Comparison of the Effectiveness of 532 nm and 660 nm Diode Laser on MRSA Viability in Different Tissue Thicknesses in Vitro
DOI:
https://doi.org/10.22401/qxg86t83Keywords:
Diode laser , Tissue thickness , MRSA infection , Treatment effectiveness , Bacterial viabilityAbstract
Laser-based technologies are indispensable tools in microbial decontamination and provide effective means for controlling infectious agents across diverse environments. However, understanding the transmission of laser light through different tissue types is crucial for optimizing microbial control efficacy and patient safety. This study investigates the interaction between laser parameters and tissue properties, focusing on the effect of 532 nm and 660 nm diode lasers on Methicillin-resistant Staphylococcus aureus MRSA susceptibility in chicken and beef tissues with different thicknesses. By investigating the interplay between laser parameters and different tissue properties, including penetration depth and transmission properties, this study provides valuable insights for improving laser-based microbial decontamination strategies.
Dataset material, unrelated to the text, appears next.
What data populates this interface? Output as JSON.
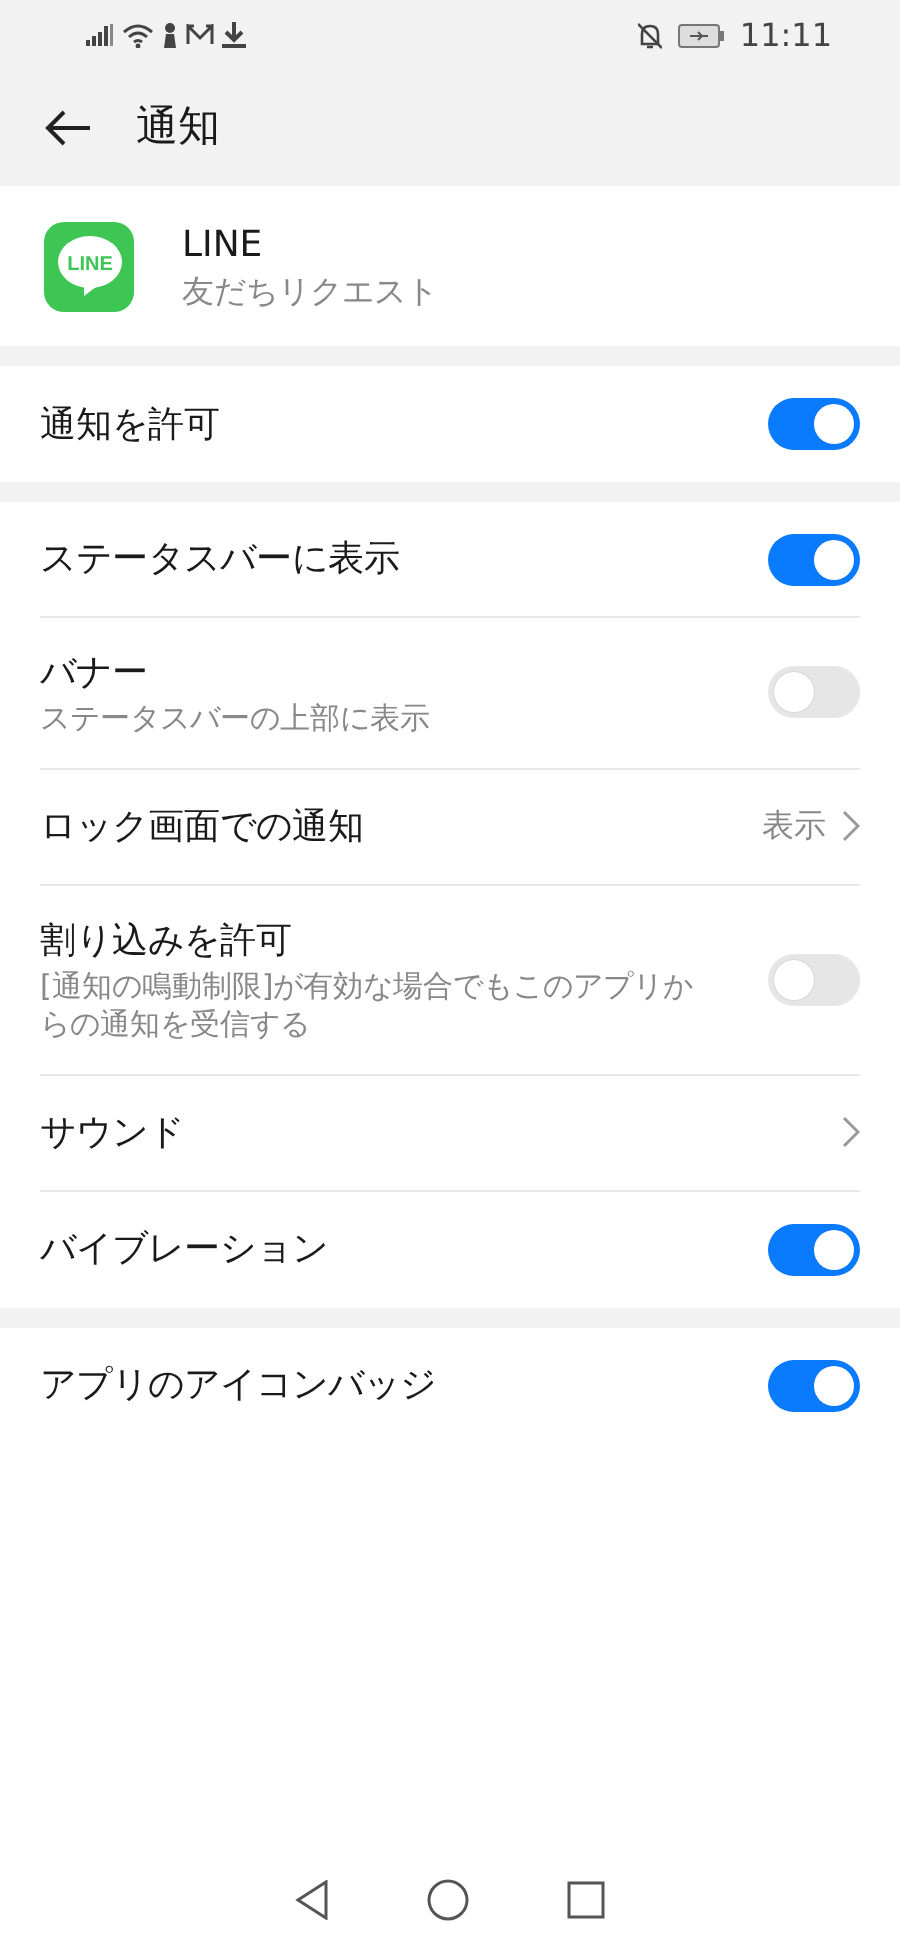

These insights facilitate the development of personalized treatment protocols that take into account tissue-specific optical properties, ensuring precise targeting of microbial pathogens while minimizing potential damage to surrounding tissue. Wavelengths of 660 nm significantly reduced MRSA viability in 3 mm thick beef samples, promising tissue safety. Conversely, 532 nm wavelengths were most effective in 5 mm and 10 mm thick beef samples, demonstrating laser-based versatility in targeting microbial pathogens across tissue environments. By elucidating optimal laser parameters for diverse tissues, this research lays the foundation for personalized treatment protocols against MRSA in various clinical settings. These results provide valuable insights into understanding the interaction between laser light and tissue properties and mitigating potential risks associated with laser-based interventions. As such, incorporating considerations of penetration depth and transmission characteristics into laser treatment planning is essential to achieve optimal microbial control outcomes and ensure patient safety across diverse tissue environments.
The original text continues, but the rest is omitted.